A legislative policy committee reviewed midyear adjustments across health and human services agencies, endorsing administrative reallocations to cover higher mental-health utilization, contractor costs and IT migrations while noting no new policy was proposed; the committee will send a recommendation letter to Appropriations.

A legislative policy committee on Jan. 17 reviewed midyear budget adjustments across several health and human services agencies and agreed to recommend spending-authority changes to the Appropriations Committee.

Committee members heard that the Department of Mental Health has multiple increases tied to utilization: higher transportation costs for youth and adults at facilities cited as Vermont Psychiatric and Penn Riverside, more forensic evaluations and a growing PNMI caseload. Speaker 2 summarized the pattern as utilization-driven, saying the department “had an increase in transportation costs for youth and adults” and that forensic evaluations rose because “their utilization was up.” The committee characterized these items as implementation and accounting adjustments rather than new policy proposals.

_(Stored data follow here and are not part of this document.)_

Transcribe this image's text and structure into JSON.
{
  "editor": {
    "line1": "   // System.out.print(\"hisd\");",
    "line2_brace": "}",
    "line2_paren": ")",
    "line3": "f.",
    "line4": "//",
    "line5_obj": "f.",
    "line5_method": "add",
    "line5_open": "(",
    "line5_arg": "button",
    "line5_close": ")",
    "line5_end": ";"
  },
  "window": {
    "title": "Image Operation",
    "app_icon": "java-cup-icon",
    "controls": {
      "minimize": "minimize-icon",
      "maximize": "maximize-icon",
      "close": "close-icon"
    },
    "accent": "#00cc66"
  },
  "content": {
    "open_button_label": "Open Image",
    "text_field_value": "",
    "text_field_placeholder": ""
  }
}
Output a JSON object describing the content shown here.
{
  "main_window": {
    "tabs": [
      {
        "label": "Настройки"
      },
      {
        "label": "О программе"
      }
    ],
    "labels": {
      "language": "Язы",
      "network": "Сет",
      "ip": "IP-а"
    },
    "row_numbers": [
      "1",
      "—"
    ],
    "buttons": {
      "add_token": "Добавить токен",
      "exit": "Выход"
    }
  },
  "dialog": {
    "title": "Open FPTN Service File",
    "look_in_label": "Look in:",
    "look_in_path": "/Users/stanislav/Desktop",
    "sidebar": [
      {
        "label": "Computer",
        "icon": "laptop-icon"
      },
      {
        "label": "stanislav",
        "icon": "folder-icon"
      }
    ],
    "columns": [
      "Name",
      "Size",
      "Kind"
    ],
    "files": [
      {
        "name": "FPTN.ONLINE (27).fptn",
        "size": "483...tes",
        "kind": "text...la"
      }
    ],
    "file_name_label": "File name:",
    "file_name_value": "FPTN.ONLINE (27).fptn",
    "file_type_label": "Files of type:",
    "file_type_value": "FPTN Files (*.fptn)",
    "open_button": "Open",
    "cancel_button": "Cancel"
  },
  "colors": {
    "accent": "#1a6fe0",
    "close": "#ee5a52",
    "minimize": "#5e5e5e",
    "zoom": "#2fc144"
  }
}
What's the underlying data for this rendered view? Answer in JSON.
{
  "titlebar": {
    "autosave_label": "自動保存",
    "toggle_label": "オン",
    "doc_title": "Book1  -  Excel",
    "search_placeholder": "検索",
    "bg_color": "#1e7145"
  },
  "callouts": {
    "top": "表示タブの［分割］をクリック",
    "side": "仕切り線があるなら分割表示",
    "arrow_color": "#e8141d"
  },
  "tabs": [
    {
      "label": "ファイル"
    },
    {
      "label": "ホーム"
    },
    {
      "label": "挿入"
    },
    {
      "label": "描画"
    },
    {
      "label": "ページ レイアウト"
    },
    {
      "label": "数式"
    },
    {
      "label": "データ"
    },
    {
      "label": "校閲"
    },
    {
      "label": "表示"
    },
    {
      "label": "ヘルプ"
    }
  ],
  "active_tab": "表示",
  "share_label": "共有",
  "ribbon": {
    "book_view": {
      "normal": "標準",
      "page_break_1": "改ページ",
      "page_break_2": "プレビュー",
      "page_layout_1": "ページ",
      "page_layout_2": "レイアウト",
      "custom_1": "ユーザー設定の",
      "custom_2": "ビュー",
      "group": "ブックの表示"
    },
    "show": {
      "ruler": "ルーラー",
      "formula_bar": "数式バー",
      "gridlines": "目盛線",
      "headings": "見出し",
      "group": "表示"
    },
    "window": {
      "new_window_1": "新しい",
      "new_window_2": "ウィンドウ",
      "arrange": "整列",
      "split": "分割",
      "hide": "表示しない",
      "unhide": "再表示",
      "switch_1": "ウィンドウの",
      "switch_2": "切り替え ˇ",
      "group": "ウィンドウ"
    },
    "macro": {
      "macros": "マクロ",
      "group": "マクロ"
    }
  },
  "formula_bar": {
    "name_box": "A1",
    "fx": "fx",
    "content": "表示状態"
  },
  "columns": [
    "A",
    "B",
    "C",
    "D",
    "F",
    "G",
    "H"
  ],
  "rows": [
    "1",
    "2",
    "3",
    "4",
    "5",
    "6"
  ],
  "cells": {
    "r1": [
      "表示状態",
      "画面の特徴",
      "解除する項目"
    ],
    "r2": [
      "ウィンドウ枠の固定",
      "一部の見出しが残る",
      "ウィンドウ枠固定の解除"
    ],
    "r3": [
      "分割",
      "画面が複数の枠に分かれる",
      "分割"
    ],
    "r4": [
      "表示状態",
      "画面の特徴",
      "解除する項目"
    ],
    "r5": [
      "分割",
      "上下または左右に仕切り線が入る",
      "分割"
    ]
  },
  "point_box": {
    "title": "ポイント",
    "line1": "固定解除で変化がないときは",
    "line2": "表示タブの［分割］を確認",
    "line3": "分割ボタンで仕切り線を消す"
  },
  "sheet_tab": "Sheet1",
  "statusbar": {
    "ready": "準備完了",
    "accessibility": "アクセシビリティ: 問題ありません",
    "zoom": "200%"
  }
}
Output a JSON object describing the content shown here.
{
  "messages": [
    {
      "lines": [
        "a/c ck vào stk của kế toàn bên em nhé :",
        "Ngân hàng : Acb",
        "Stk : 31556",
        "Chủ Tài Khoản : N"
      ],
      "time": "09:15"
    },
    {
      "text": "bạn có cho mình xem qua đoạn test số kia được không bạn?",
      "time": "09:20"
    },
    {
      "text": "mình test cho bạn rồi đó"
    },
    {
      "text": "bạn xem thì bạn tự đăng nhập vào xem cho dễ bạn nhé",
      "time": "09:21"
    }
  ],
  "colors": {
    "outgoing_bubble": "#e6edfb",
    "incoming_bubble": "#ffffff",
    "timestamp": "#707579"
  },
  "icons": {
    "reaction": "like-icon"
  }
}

Speakers described a neutral federal revenue reconciliation that replaces anticipated federal Medicaid dollars with general funds after projected federal payments did not materialize. Speaker 2 explained this as “supplanting federal funds with general fund,” and Speaker 1 noted the appropriation amount did not change, only the mix of fund sources.

Agency of Human Services and DIVA-related items focused on contract changes and IT work. Committee members discussed extensions for the agency’s CMO contract and recurring reliance on outside contractors for eligibility-system and IT updates. Speaker 2 described these as routine midyear contracting adjustments and said they are “not out of the ordinary.” The committee also heard about a roughly $2.8 million cloud migration line and a reconciliation of about $7.9–$8.0 million tied to higher-than-expected bed days at a residential provider; a staff member referenced recent internal work that may reduce that projected reconciliation.

The committee discussed the consensus forecast process, with joint fiscal and administration staff noting upward pressure on caseloads and prescription drug costs. Speaker 2 said the office will testify to the emergency board about the outlook for the next fiscal year and emphasized this is a consensus accounting exercise rather than a policy change.

The panel agreed to forward the recommended spending-authority changes to the Appropriations Committee and to include the committee’s concerns about using budget adjustments to enact new policy (see separate article). Members planned to straw-poll a draft letter to Appropriations at the committee’s next meeting.

The committee did not record any formal votes on the adjustments during the session; recommendations will be formalized in the letter to Appropriations.